Reverse Retrospective — Aligning Scrum Team and Scrum Master
TL;DR: The Reverse Retrospective
Are you—as scrum master or agile coach—experiencing more communication kerfuffles with “your” team? Is its speed of improvement stalling? Are you under the impression that the team is slipping back into old habits and patterns? Maybe, it is time to run a reverse retrospective where your share your observations with the team.
Learn how to run a reverse retrospective to realign with your scrum team.
Reverse Retrospective: Framing the Problem—Groundhog Day
As a scrum master or agile coach, you may ask yourself sometimes why it takes your team so long to change direction even with issues under control of the team. This might be a simple technique such as ‘put the Jira task number in red into the upper right corner of its index card, so we have a chance to read it from a distance.’ Or it could be the understanding of fundamental agile practices. For example, that insufficient product backlog refinements will likely cause spill-overs at the end of a sprint, thus endangering meeting the sprint goal.
Such moments of falling behind or not living up to the potential are particularly unfortunate when they repeat themselves. Nothing is more frustrating than a team managing to pin down problems during retrospectives and deciding to take action only to not deliver on those action items. Or, initially changing the situation for the better just to fall back into old patterns after a while slowly. It is groundhog day, the agile edition.

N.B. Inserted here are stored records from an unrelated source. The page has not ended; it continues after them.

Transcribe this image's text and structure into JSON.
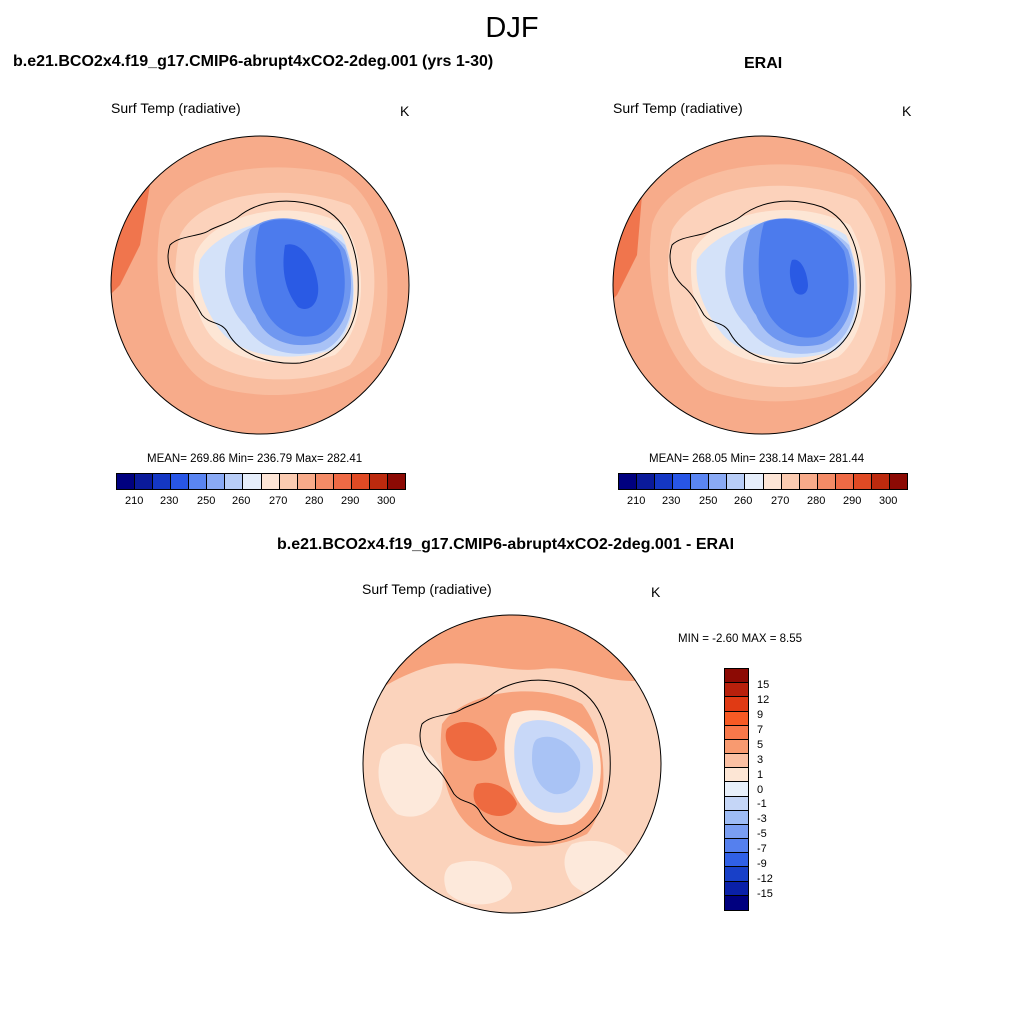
{
  "season": "DJF",
  "panels": [
    {
      "id": "model",
      "title": "b.e21.BCO2x4.f19_g17.CMIP6-abrupt4xCO2-2deg.001 (yrs 1-30)",
      "variable": "Surf Temp (radiative)",
      "units": "K",
      "stats": "MEAN= 269.86  Min= 236.79  Max= 282.41"
    },
    {
      "id": "obs",
      "title": "ERAI",
      "variable": "Surf Temp (radiative)",
      "units": "K",
      "stats": "MEAN= 268.05  Min= 238.14  Max= 281.44"
    },
    {
      "id": "diff",
      "title": "b.e21.BCO2x4.f19_g17.CMIP6-abrupt4xCO2-2deg.001 - ERAI",
      "variable": "Surf Temp (radiative)",
      "units": "K",
      "stats": "MIN =  -2.60 MAX =   8.55"
    }
  ],
  "colorbar_abs": {
    "colors": [
      "#00007f",
      "#0a1a9a",
      "#1437c4",
      "#2856e6",
      "#5a85f2",
      "#8aaaf5",
      "#b8cdf7",
      "#e6eefb",
      "#fde5d6",
      "#fbcbb1",
      "#f8ab8a",
      "#f48b66",
      "#ef6a45",
      "#e04a24",
      "#bc2a0e",
      "#8c0a04"
    ],
    "tick_labels": [
      "210",
      "230",
      "250",
      "260",
      "270",
      "280",
      "290",
      "300"
    ]
  },
  "colorbar_diff": {
    "colors": [
      "#8c0a04",
      "#b8200c",
      "#e03a14",
      "#f75a24",
      "#f8784a",
      "#f89a70",
      "#fbc0a3",
      "#fde6d5",
      "#e8f0fb",
      "#c5d6f7",
      "#9ebcf5",
      "#7a9ef2",
      "#5580ee",
      "#3060e6",
      "#1840c8",
      "#0a20a8",
      "#00007f"
    ],
    "tick_labels": [
      "15",
      "12",
      "9",
      "7",
      "5",
      "3",
      "1",
      "0",
      "-1",
      "-3",
      "-5",
      "-7",
      "-9",
      "-12",
      "-15"
    ]
  },
  "map_colors": {
    "warm_outer": "#f7ab8a",
    "warm_mid": "#f9bd9f",
    "warm_light": "#fcd2bb",
    "warm_strong": "#f0754d",
    "pale": "#fde6d5",
    "ice_light": "#d4e2f9",
    "ice_mid": "#a9c2f6",
    "ice_blue": "#6f97f0",
    "ice_deep": "#4c7bed",
    "ice_core": "#2a5ae4",
    "diff_base": "#fbd3bc",
    "diff_warm": "#f7a27c",
    "diff_hot": "#ee6a40",
    "diff_pale": "#fde9db",
    "diff_cool": "#c8d8f8",
    "diff_cool2": "#a9c3f5"
  }
}
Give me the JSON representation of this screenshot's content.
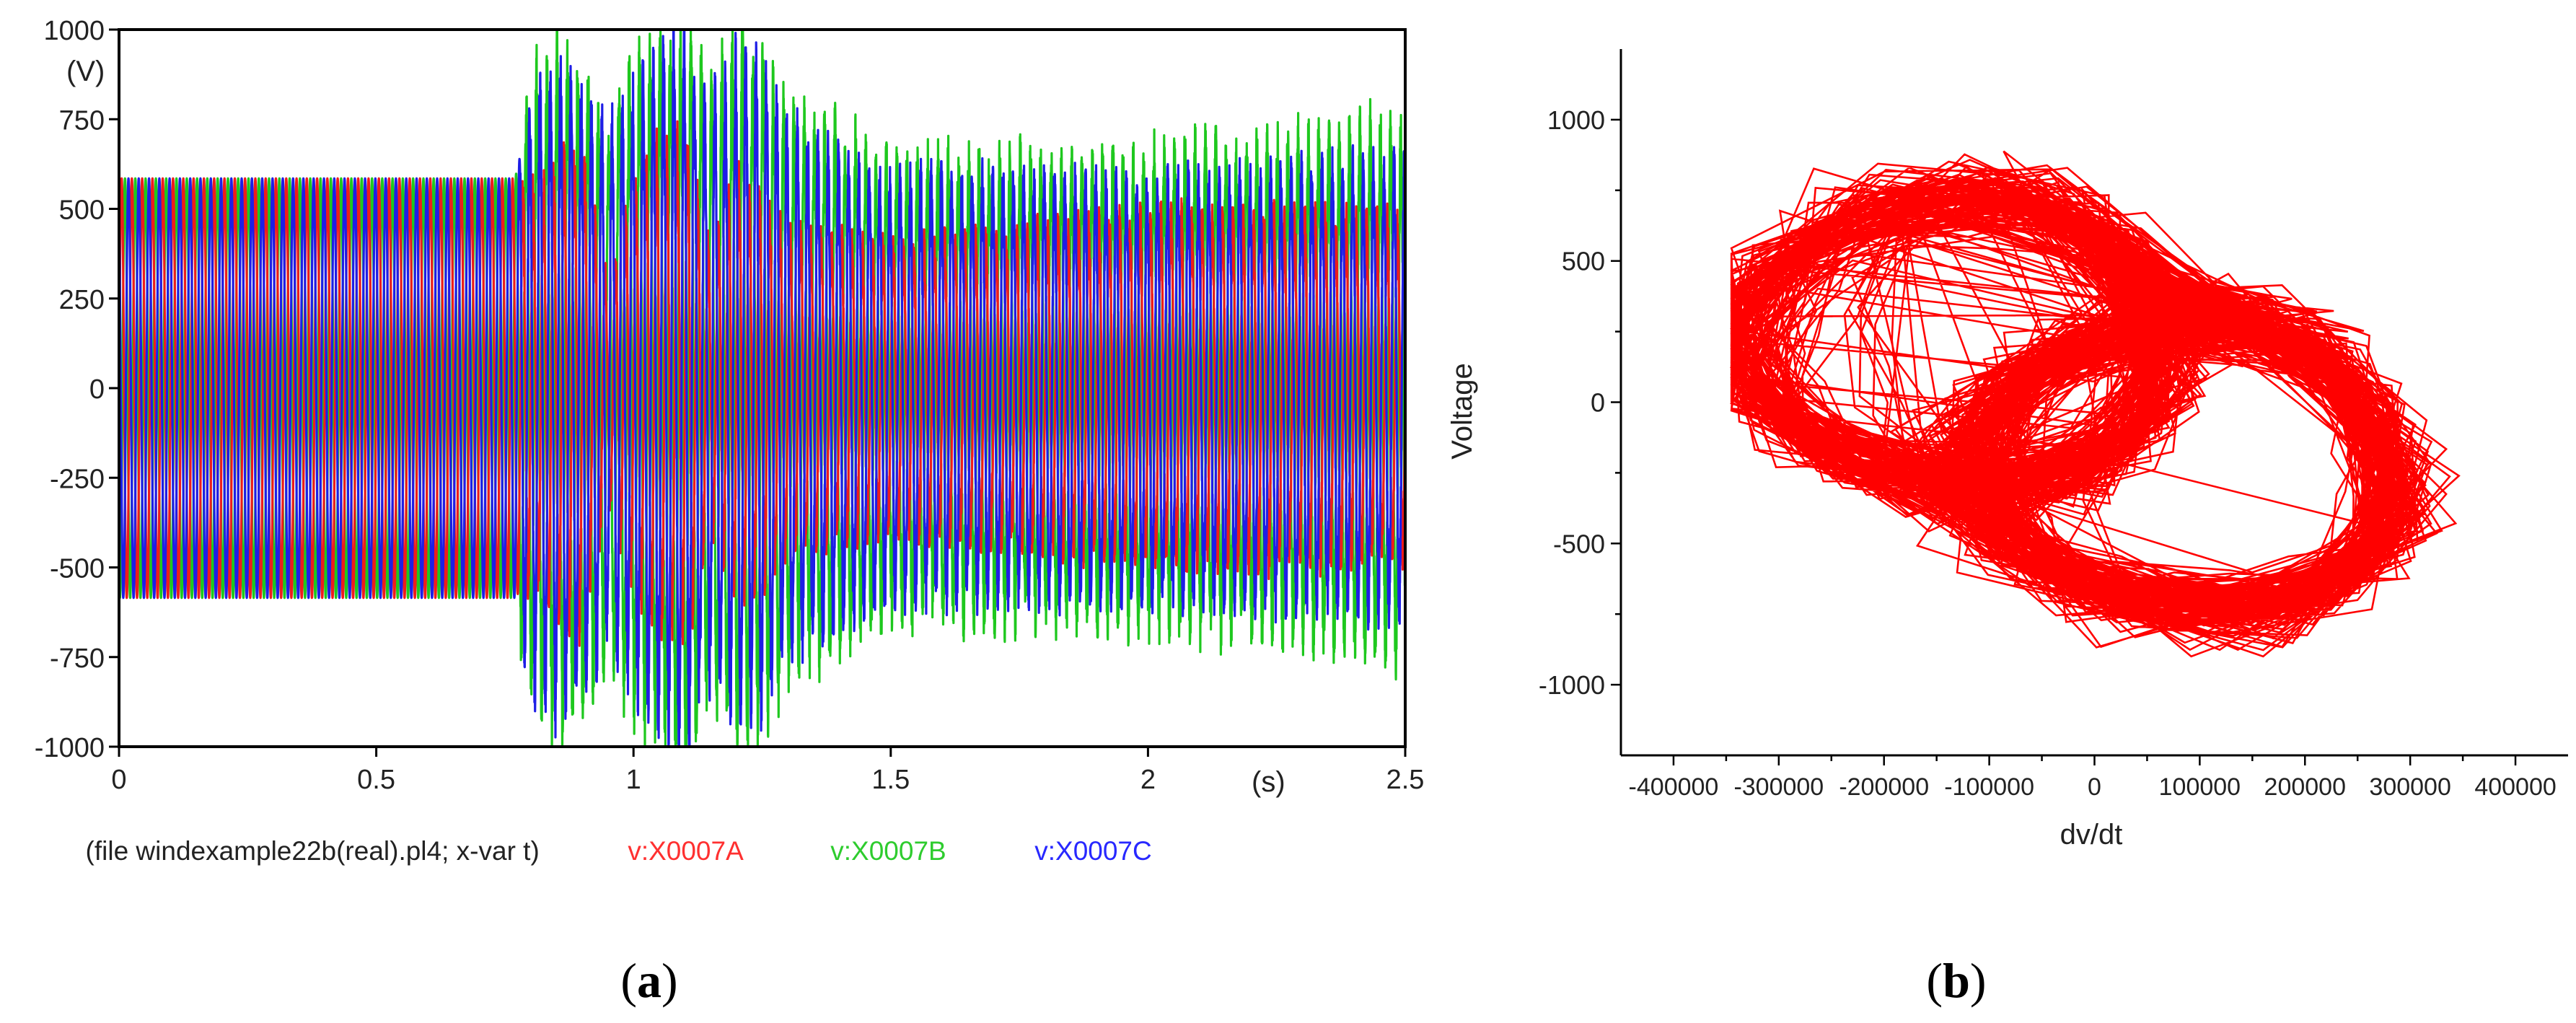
{
  "figure": {
    "panel_a_label_parts": [
      "(",
      "a",
      ")"
    ],
    "panel_b_label_parts": [
      "(",
      "b",
      ")"
    ]
  },
  "colors": {
    "phase_a": "#ee1c1c",
    "phase_b": "#1ec81e",
    "phase_c": "#1e1ee6",
    "phase_a_label": "#ff3030",
    "phase_b_label": "#2ecc2e",
    "phase_c_label": "#2828ff",
    "phase_plot": "#ff0000",
    "axis": "#000000",
    "tick_text_a": "#222222"
  },
  "chart_data": [
    {
      "panel": "a",
      "type": "line",
      "ylabel": "(V)",
      "xlabel": "(s)",
      "xlim": [
        0,
        2.5
      ],
      "ylim": [
        -1000,
        1000
      ],
      "xticks": [
        0,
        0.5,
        1,
        1.5,
        2,
        2.5
      ],
      "xtick_labels": [
        "0",
        "0.5",
        "1",
        "1.5",
        "2",
        "2.5"
      ],
      "yticks": [
        1000,
        750,
        500,
        250,
        0,
        -250,
        -500,
        -750,
        -1000
      ],
      "ytick_labels": [
        "1000",
        "750",
        "500",
        "250",
        "0",
        "-250",
        "-500",
        "-750",
        "-1000"
      ],
      "grid": false,
      "footer_prefix": "(file windexample22b(real).pl4; x-var t)",
      "series": [
        {
          "name": "v:X0007A",
          "color_key": "phase_a",
          "frequency_hz": 50,
          "phase_deg": 0,
          "envelope": {
            "t": [
              0,
              0.77,
              0.8,
              0.85,
              0.9,
              0.95,
              1.0,
              1.05,
              1.1,
              1.15,
              1.2,
              1.25,
              1.3,
              1.5,
              1.8,
              2.0,
              2.2,
              2.5
            ],
            "amplitude": [
              585,
              585,
              520,
              600,
              640,
              300,
              520,
              650,
              680,
              360,
              560,
              520,
              420,
              380,
              430,
              460,
              470,
              450
            ]
          }
        },
        {
          "name": "v:X0007B",
          "color_key": "phase_b",
          "frequency_hz": 50,
          "phase_deg": -120,
          "envelope": {
            "t": [
              0,
              0.77,
              0.8,
              0.85,
              0.9,
              0.95,
              1.0,
              1.05,
              1.1,
              1.15,
              1.2,
              1.25,
              1.3,
              1.5,
              1.8,
              2.0,
              2.2,
              2.5
            ],
            "amplitude": [
              585,
              585,
              820,
              900,
              850,
              720,
              870,
              900,
              980,
              800,
              950,
              920,
              760,
              620,
              620,
              640,
              650,
              720
            ]
          }
        },
        {
          "name": "v:X0007C",
          "color_key": "phase_c",
          "frequency_hz": 50,
          "phase_deg": 120,
          "envelope": {
            "t": [
              0,
              0.77,
              0.8,
              0.85,
              0.9,
              0.95,
              1.0,
              1.05,
              1.1,
              1.15,
              1.2,
              1.25,
              1.3,
              1.5,
              1.8,
              2.0,
              2.2,
              2.5
            ],
            "amplitude": [
              585,
              585,
              780,
              860,
              780,
              700,
              800,
              880,
              920,
              760,
              880,
              860,
              700,
              560,
              560,
              560,
              570,
              600
            ]
          }
        }
      ]
    },
    {
      "panel": "b",
      "type": "line",
      "xlabel": "dv/dt",
      "ylabel": "Voltage",
      "xlim": [
        -450000,
        450000
      ],
      "ylim": [
        -1250,
        1250
      ],
      "xticks": [
        -400000,
        -300000,
        -200000,
        -100000,
        0,
        100000,
        200000,
        300000,
        400000
      ],
      "xtick_labels": [
        "-400000",
        "-300000",
        "-200000",
        "-100000",
        "0",
        "100000",
        "200000",
        "300000",
        "400000"
      ],
      "yticks": [
        1000,
        500,
        0,
        -500,
        -1000
      ],
      "ytick_labels": [
        "1000",
        "500",
        "0",
        "-500",
        "-1000"
      ],
      "grid": false,
      "trajectory": {
        "description_shape": "double-lobed attractor",
        "x_extent": [
          -345000,
          355000
        ],
        "y_extent": [
          -900,
          920
        ],
        "lobe_centers": [
          [
            -110000,
            220
          ],
          [
            110000,
            -220
          ]
        ],
        "hole_centers": [
          [
            -30000,
            210
          ],
          [
            -30000,
            -290
          ]
        ]
      }
    }
  ]
}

Self-Organizing Scrum Teams
One of the problems from a coaching perspective is that self-organizing teams do not form when the scrum master is instructing team members regularly what to do and how to do things, probably even enforcing those “suggestions” at a later stage.
Self-organization means that the team takes care of its affairs as autonomy without accountability equals anarchy. (It is what Patty McCord—formerly Netflix—refers to as treating everyone “like fully formed adults.”)
One way out of this dilemma might be a retrospective exercise that aims at realigning the scrum team with the scrum master or agile coach—the reverse retrospective.
How to Run a Reverse Retrospective
A reverse retrospective combines several techniques from the scrum master toolbox:
- The scrum master creates stickies with issues
- The circles of influence-model by Diana Larsen allows the clustering of issues by team authority
- There is a dot-voting step to identify issues where the scrum team and the scrum master align and—more importantly—do not align
- There is a lean coffee-style discussion based on the dot voting results.
The desired outcome of the reverse retrospective is to confirm that team and coach have the same perspective on the team situation. If the retrospective reveals, that is not the case the ensuing discussion shall overcome these differences and realign the scrum team with the scrum master.